Something clicked in my mind. "Yes, we do," I said slowly, "and I think you know all about it - starting with my being transported to this universe."
"To the universe of Allustria and Merovence," the Spider King corrected me. "We stand between all universes, here. Yet I cannot be certain that I know all your grievances. Therefore, tell me them." For a moment, Gilbert looked lost. "There is so much . . ."
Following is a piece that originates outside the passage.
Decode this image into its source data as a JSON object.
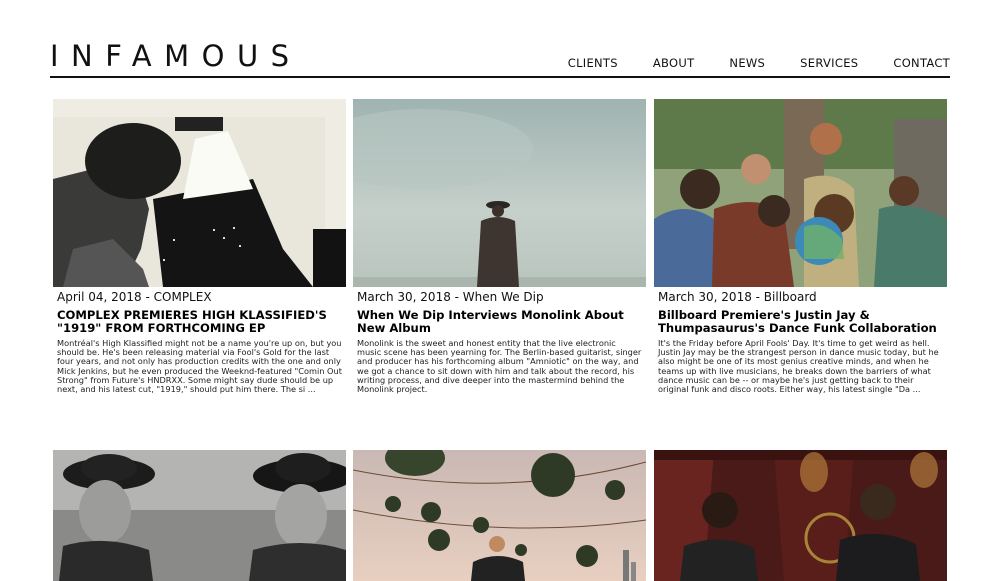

"I am a poet whose verses wreak evil, Majesty," Frisson said, "even though I intend it not. Yet this wizard . . ." He nodded toward me. ". . . has taught me to write, so that my verses no longer need to be spoken, and no longer wreak havoc."
Gilbert took his cue. "The people of Allustria have suffered at the hands of Queen Suettay, Majesty, and I was of the band of the Order of Saint Moncaire sent to free one good yeoman and his family from her oppression. Yet my general did command me to accompany this Wizard Saul, for he had a vision that showed Saul to be the salvation of Allustria."
I still didn't like the sound of that.
"He wrested me from my prison cell," the Rat Raiser said, "where I had languished for years, since Queen Suettay consigned me there for no crime but fulfilling my function too well."
"And seeking to rise higher?" The Spider King fixed him with a gimlet stare.
The Rat Raiser bore it as long as he could; then he lowered his gaze and muttered, "I was ambitious, aye. Yet I did not seek her throne."
"That would have come," the Spider King assured him. He turned to Angelique. "And yourself, lady? Have you, too, suffered at the hands of this Queen Suettay?"
Angelique straightened, lifting her chin. "She did sacrifice me to evil, majesty, and did attempt to ensnare my ghost to be her slave, but the Wizard Saul did remind me that I had but to repent my sins, and I would be Heaven - bound. He thus freed me from her power - but she kept my body between life and death, so that I must yet linger on this Earth."